Raspberry Pi 7" Touch Screen: Touch Not Working

Hi all!

I recently purchased a 7" Touchscreen for the Raspberry Pi, and after connecting everything up, I had no problems - everything just worked. Now, I recently needed to switch out the Raspberry Pi, so I took off the female-female cables going from 5V, GND, SDA, SCL on the controller to the Pi. I then took out the ribbon cable from the Pi, inserted the new pi, and re-attached everything. All of my connections seem to be correct, and the display works fine, however, the touch does not. Sometimes the mouse flickers around, occasionally clicking on random icons, otherwise staying still. I looked at some other posts on the net of people with similar issues, and they usually found it to be a power problem. I highly doubt this to be the case, as my PSU is the approved Rpi one, and I was using it with the screen before the touch function ceased to work. Any advice/help would be greatly appreciated! The screens aren’t cheap so I’d really rather not have to buy a new one!

Thanks for the help!

What Model(s) PI? You only need to use the SDA SCL pins with the early Model A and B Pi’s. Not needed if its an A+, B+, 2B, 3B.
The small ribbon cable going from the display to the display card is the one for touch. I’d double check it to make sure it didn’t come lose. Maybe even reseat / reconnect it.

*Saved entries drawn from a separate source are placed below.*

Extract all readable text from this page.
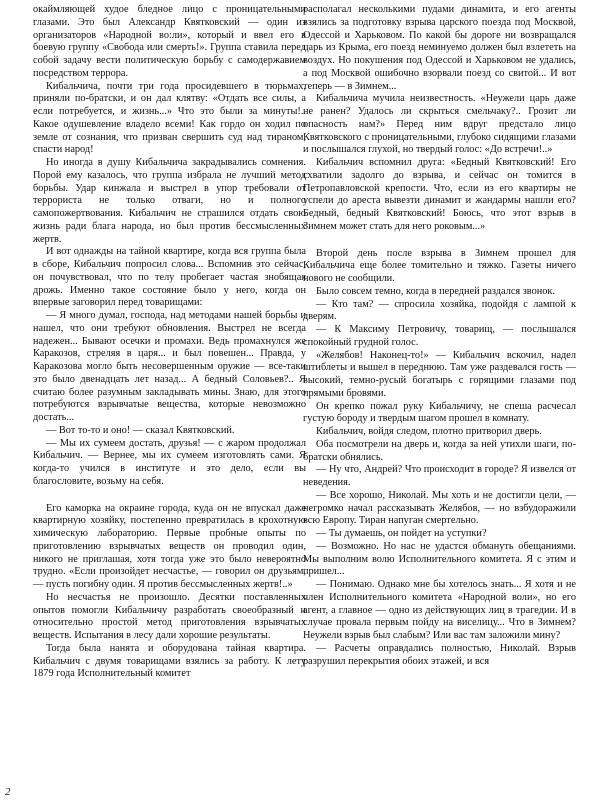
окаймляющей худое бледное лицо с проницательными глазами. Это был Александр Квятковский — один из организаторов «Народной во:ли», который и ввел его в боевую группу «Свобода или смерть!». Группа ставила перед собой задачу вести политическую борьбу с самодержавием посредством террора.

Кибальчича, почти три года просидевшего в тюрьмах, приняли по-братски, и он дал клятву: «Отдать все силы, а если потребуется, и жизнь...» Что это были за минуты!.. Какое одушевление владело всеми! Как гордо он ходил по земле от сознания, что призван свершить суд над тираном, спасти народ!

Но иногда в душу Кибальчича закрадывались сомнения. Порой ему казалось, что группа избрала не лучший метод борьбы. Удар кинжала и выстрел в упор требовали от террориста не только отваги, но и полного самопожертвования. Кибальчич не страшился отдать свою жизнь ради блага народа, но был против бессмысленных жертв.

И вот однажды на тайной квартире, когда вся группа была в сборе, Кибальчич попросил слова... Вспомнив это сейчас, он почувствовал, что по телу пробегает частая знобящая дрожь. Именно такое состояние было у него, когда он впервые заговорил перед товарищами:

— Я много думал, господа, над методами нашей борьбы и нашел, что они требуют обновления. Выстрел не всегда надежен... Бывают осечки и промахи. Ведь промахнулся же Каракозов, стреляя в царя... и был повешен... Правда, у Каракозова могло быть несовершенным оружие — все-таки это было двенадцать лет назад... А бедный Соловьев?.. Я считаю более разумным закладывать мины. Знаю, для этого потребуются взрывчатые вещества, которые невозможно достать...

— Вот то-то и оно! — сказал Квятковский.

— Мы их сумеем достать, друзья! — с жаром продолжал Кибальчич. — Вернее, мы их сумеем изготовлять сами. Я когда-то учился в институте и это дело, если вы благословите, возьму на себя.

Его каморка на окраине города, куда он не впускал даже квартирную хозяйку, постепенно превратилась в крохотную химическую лабораторию. Первые пробные опыты по приготовлению взрывчатых веществ он проводил один, никого не приглашая, хотя тогда уже это было невероятно трудно. «Если произойдет несчастье, — говорил он друзьям, — пусть погибну один. Я против бессмысленных жертв!..»

Но несчастья не произошло. Десятки поставленных опытов помогли Кибальчичу разработать своеобразный и относительно простой метод приготовления взрывчатых веществ. Испытания в лесу дали хорошие результаты.

Тогда была нанята и оборудована тайная квартира. Кибальчич с двумя товарищами взялись за работу. К лету 1879 года Исполнительный комитет

располагал несколькими пудами динамита, и его агенты взялись за подготовку взрыва царского поезда под Москвой, Одессой и Харьковом. По какой бы дороге ни возвращался царь из Крыма, его поезд неминуемо должен был взлететь на воздух. Но покушения под Одессой и Харьковом не удались, а под Москвой ошибочно взорвали поезд со свитой... И вот теперь — в Зимнем...

Кибальчича мучила неизвестность. «Неужели царь даже не ранен? Удалось ли скрыться смельчаку?.. Грозит ли опасность нам?» Перед ним вдруг предстало лицо Квятковского с проницательными, глубоко сидящими глазами и послышался глухой, но твердый голос: «До встречи!..»

Кибальчич вспомнил друга: «Бедный Квятковский! Его схватили задолго до взрыва, и сейчас он томится в Петропавловской крепости. Что, если из его квартиры не успели до ареста вывезти динамит и жандармы нашли его? Бедный, бедный Квятковский! Боюсь, что этот взрыв в Зимнем может стать для него роковым...»

Второй день после взрыва в Зимнем прошел для Кибальчича еще более томительно и тяжко. Газеты ничего нового не сообщили.

Было совсем темно, когда в передней раздался звонок.

— Кто там? — спросила хозяйка, подойдя с лампой к дверям.

— К Максиму Петровичу, товарищ, — послышался спокойный грудной голос.

«Желябов! Наконец-то!» — Кибальчич вскочил, надел штиблеты и вышел в переднюю. Там уже раздевался гость — высокий, темно-русый богатырь с горящими глазами под прямыми бровями.

Он крепко пожал руку Кибальчичу, не спеша расчесал густую бороду и твердым шагом прошел в комнату.

Кибальчич, войдя следом, плотно притворил дверь.

Оба посмотрели на дверь и, когда за ней утихли шаги, по-братски обнялись.

— Ну что, Андрей? Что происходит в городе? Я извелся от неведения.

— Все хорошо, Николай. Мы хоть и не достигли цели, — негромко начал рассказывать Желябов, — но взбудоражили всю Европу. Тиран напуган смертельно.

— Ты думаешь, он пойдет на уступки?

— Возможно. Но нас не удастся обмануть обещаниями. Мы выполним волю Исполнительного комитета. Я с этим и пришел...

— Понимаю. Однако мне бы хотелось знать... Я хотя и не член Исполнительного комитета «Народной воли», но его агент, а главное — одно из действующих лиц в трагедии. И в случае провала первым пойду на виселицу... Что в Зимнем? Неужели взрыв был слабым? Или вас там заложили мину?

— Расчеты оправдались полностью, Николай. Взрыв разрушил перекрытия обоих этажей, и вся

2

Ah ok - seems I don’t need SDA and SCL.
I’ll try reseating it tonight.
Thanks for the help!

Having those 4 pins there confuses a lot of people. Plus having the 4 jumpers in the box. I don’t think hooking them up hurts anything, not 100% sure though. I never used any of the jumpers. Mine was wired to a 2b, and now a 3B.

I took out the touchscreen connector, and replugged it in. Below is a photo of the connection. Is it not properly in?

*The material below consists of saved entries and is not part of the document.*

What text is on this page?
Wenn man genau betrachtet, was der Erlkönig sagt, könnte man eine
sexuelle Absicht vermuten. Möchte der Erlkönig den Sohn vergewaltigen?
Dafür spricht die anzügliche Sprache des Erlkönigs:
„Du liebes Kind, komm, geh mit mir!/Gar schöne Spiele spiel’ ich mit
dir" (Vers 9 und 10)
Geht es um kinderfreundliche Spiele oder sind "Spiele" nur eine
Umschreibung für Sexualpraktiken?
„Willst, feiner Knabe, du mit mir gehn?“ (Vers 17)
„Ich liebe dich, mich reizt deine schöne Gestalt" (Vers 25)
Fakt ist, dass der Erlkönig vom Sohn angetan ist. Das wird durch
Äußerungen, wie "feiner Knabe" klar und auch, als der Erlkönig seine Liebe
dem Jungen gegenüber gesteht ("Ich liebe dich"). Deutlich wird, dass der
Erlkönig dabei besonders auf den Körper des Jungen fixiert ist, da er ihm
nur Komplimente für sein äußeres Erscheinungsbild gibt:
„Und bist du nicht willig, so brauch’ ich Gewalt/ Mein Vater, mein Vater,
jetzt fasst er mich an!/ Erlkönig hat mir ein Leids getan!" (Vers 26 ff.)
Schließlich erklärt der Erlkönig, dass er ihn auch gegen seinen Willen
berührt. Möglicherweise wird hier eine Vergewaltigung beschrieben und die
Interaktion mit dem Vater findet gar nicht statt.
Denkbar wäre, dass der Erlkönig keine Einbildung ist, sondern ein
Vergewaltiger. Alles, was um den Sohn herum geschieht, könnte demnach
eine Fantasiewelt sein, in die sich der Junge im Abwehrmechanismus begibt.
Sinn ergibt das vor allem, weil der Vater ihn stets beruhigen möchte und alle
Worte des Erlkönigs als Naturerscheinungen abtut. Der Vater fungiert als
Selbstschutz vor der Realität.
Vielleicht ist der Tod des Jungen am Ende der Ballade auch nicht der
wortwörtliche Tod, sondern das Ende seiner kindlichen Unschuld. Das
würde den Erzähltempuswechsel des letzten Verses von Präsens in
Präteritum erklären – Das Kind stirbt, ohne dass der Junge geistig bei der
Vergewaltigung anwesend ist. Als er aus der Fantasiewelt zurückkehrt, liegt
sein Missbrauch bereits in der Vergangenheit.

Unfortunately, the problem persisted. Could anything else be wrong? Or did I simply not plug it in correctly?
Thanks anyway

Looks OK too me. I’m guessing you took the DSI cable out to do that so its not that either. You would have reconnected it during reassembly. Do you have the display in a case / frame? I ask because some of the early ones had issues with the bezel moving or coming off. That should be fixed by now though. My Bezel slid down slowly over time.

I haven’t added a frame to the screen, but there is the standard black casing.

Ok, the glass front with the black edge is what slid down on mine. I had no case or frame around it. I now have brackets holding it in place.
When you swapped Pi’s did you also swap the SD cards? Putting the original working (sd card) install in the replacement Pi?
What model PI came out and what model went in?

I have already tried putting the old pi back in, and tried swapping sd cards. They’re both pi 3’s

That begs the question, why did you swap out the original Pi 3B?

It sounds like a hardware issue, something happened during the Pi swap, electro static discharge maybe?
As one last test I would make up a new SD card with a fresh download of Raspbian. If it still doesn’t work its a hardware issue. I would then reseat all the cables one last time, being very careful to get them all in nice and tight and straight. How long have you had it?

I’ve now tried a fresh SD card, but to no avail. I guess it must be a hardware problem. I’ve only had it for maybe a month or so.

One was given to me for this project, and had slightly different colorings on the clips for cables, so the difference was noticeable. I was supposed to use that one for this project, and thus needed to change them out.

Most suppliers have a 30 day return policy etc. If you’ve had it less than 30 days you may be able to return it and or get a free replacement.
Ok, no issues with the original Pi. I’ve swapped Pi’s on mine a couple of times. Upgrades to a newer faster model, 2B to a 3B etc. Still working fine, other than my bezel issue. I’ve had mine for a couple of years. It see’s fairly regular use in the summer months. Occasional use in the winter.
Bummer yours quit. I don’t have any other suggestions other than giving everything a really close look. Maybe one last complete disassembly and reassembly.